滞在中に他の都市に旅行に行ったりもしたけど、イタリアはその州ごとにまるで違う国かのように文化や食が異なると言われるのがよくわかる。側から見るとほとんど同じように見える料理が、街が変わると違う呼び方をされたりも。いや実際、材料のちょびっとした違いがあったりはするのだけど。

でもなんというか、その違いや、そういう時のイタリア人のこだわり、情熱、そうそうあれあれって体感としてはわかるのに、言葉にするのはなかなか難しい。それはもちろん例えば食で言えばイタリアで食べた同じものを日本で再現するのが難しいということもある。野菜も違うし、水も違うし、豆も違うし、ハムやチーズは高くて手に入れづらいし・・・。食べてもらえば、そうこれ!美味しい!!ってわかるのに。

でも、そんなことを言い訳に、イタリアで体験したことを伝えることを諦めてしまっていたんじゃないだろうか。同時に、イタリア滞在中は良い思い出ばかりではなく笑 少なからず嫌な思いもしたし(運良く人種差別のような嫌な目にはほぼ会わなかったが)イタリア人が嫌になった時期もあった(みんながみんなそうじゃないのに、イタリア人の皆さんごめんなさい 汗)。歌の勉強としても1年と少しの滞在では思うほどの成果があげられず、胸を張っての帰国にはならなかったこともあり、帰国してしばらくは暗中模索が続いてしんどい時期もあり、それが目的で勉強しに行ったはずのオペラからも心が離れてしまった。
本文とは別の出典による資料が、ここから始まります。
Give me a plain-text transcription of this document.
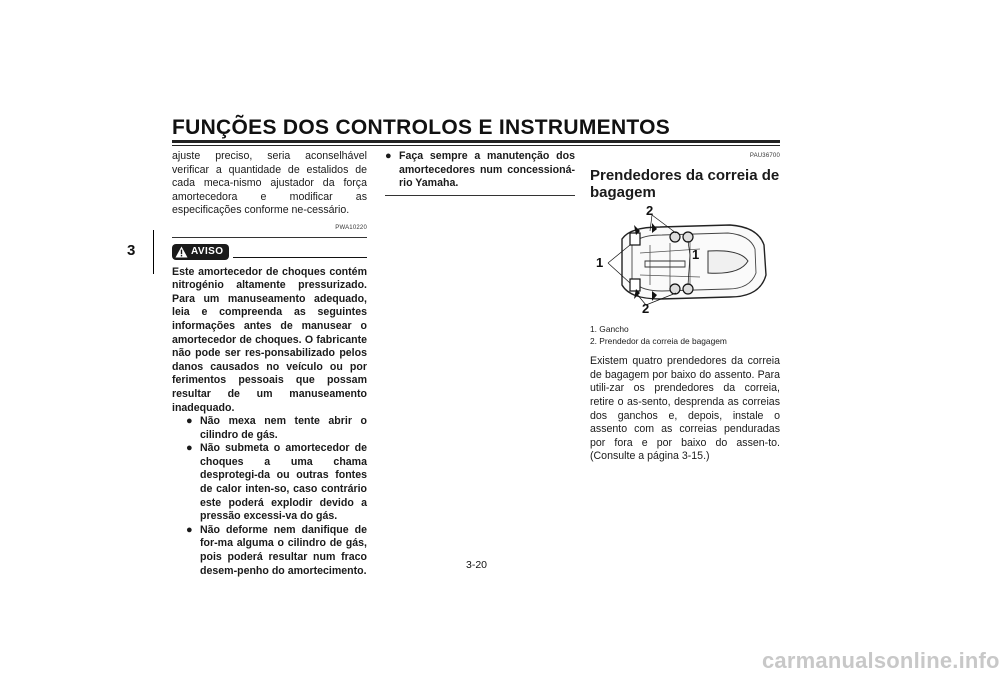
FUNÇÕES DOS CONTROLOS E INSTRUMENTOS
3

ajuste preciso, seria aconselhável verificar a quantidade de estalidos de cada meca-nismo ajustador da força amortecedora e modificar as especificações conforme ne-cessário.

PWA10220
AVISO

Este amortecedor de choques contém nitrogénio altamente pressurizado. Para um manuseamento adequado, leia e compreenda as seguintes informações antes de manusear o amortecedor de choques. O fabricante não pode ser res-ponsabilizado pelos danos causados no veículo ou por ferimentos pessoais que possam resultar de um manuseamento inadequado.

● Não mexa nem tente abrir o cilindro de gás.
● Não submeta o amortecedor de choques a uma chama desprotegi-da ou outras fontes de calor inten-so, caso contrário este poderá explodir devido a pressão excessi-va do gás.
● Não deforme nem danifique de for-ma alguma o cilindro de gás, pois poderá resultar num fraco desem-penho do amortecimento.
● Faça sempre a manutenção dos amortecedores num concessioná-rio Yamaha.
PAU36700
Prendedores da correia de bagagem
1
1
2
2
1. Gancho
2. Prendedor da correia de bagagem

Existem quatro prendedores da correia de bagagem por baixo do assento. Para utili-zar os prendedores da correia, retire o as-sento, desprenda as correias dos ganchos e, depois, instale o assento com as correias penduradas por fora e por baixo do assen-to. (Consulte a página 3-15.)

3-20
carmanualsonline.info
でもその暗中模索の結果、オペラよりもさらにドラマティックとも言えるマドリガーレに出会い、仲間に出会い、夫にも出会えた笑。嫌な面もあるけど、やはりイタリア人は魅力的で愛すべきものを持っているし、イタリアの食べ物は最高だし、なんというかひとまわりしてやっぱりイタリアが好きなんだってところに戻ってきたのだと思う。

帰国して、暗中模索期から発展期を経て、色々あったけど安定期に入った今なら、また違ったイタリアを捉えることができるだろう。自分で言っちゃうけど笑 素人なりに材料にもこだわって、結構美味しいピッツァを作ることができるし、家庭用だけどちゃんとクレマの出るエスプレッソの出るエスプレッソマシーンだって持ってる。私以上にイタリアへのこだわりの強い夫と一緒にイタリア語のマドリガーレを歌う活動をしている。今こそ、自分の中のいろんなこだわりをちゃんと形にする時が来てるのではないか。

そんなことを念頭に、今年は過ごしてみたいと思います。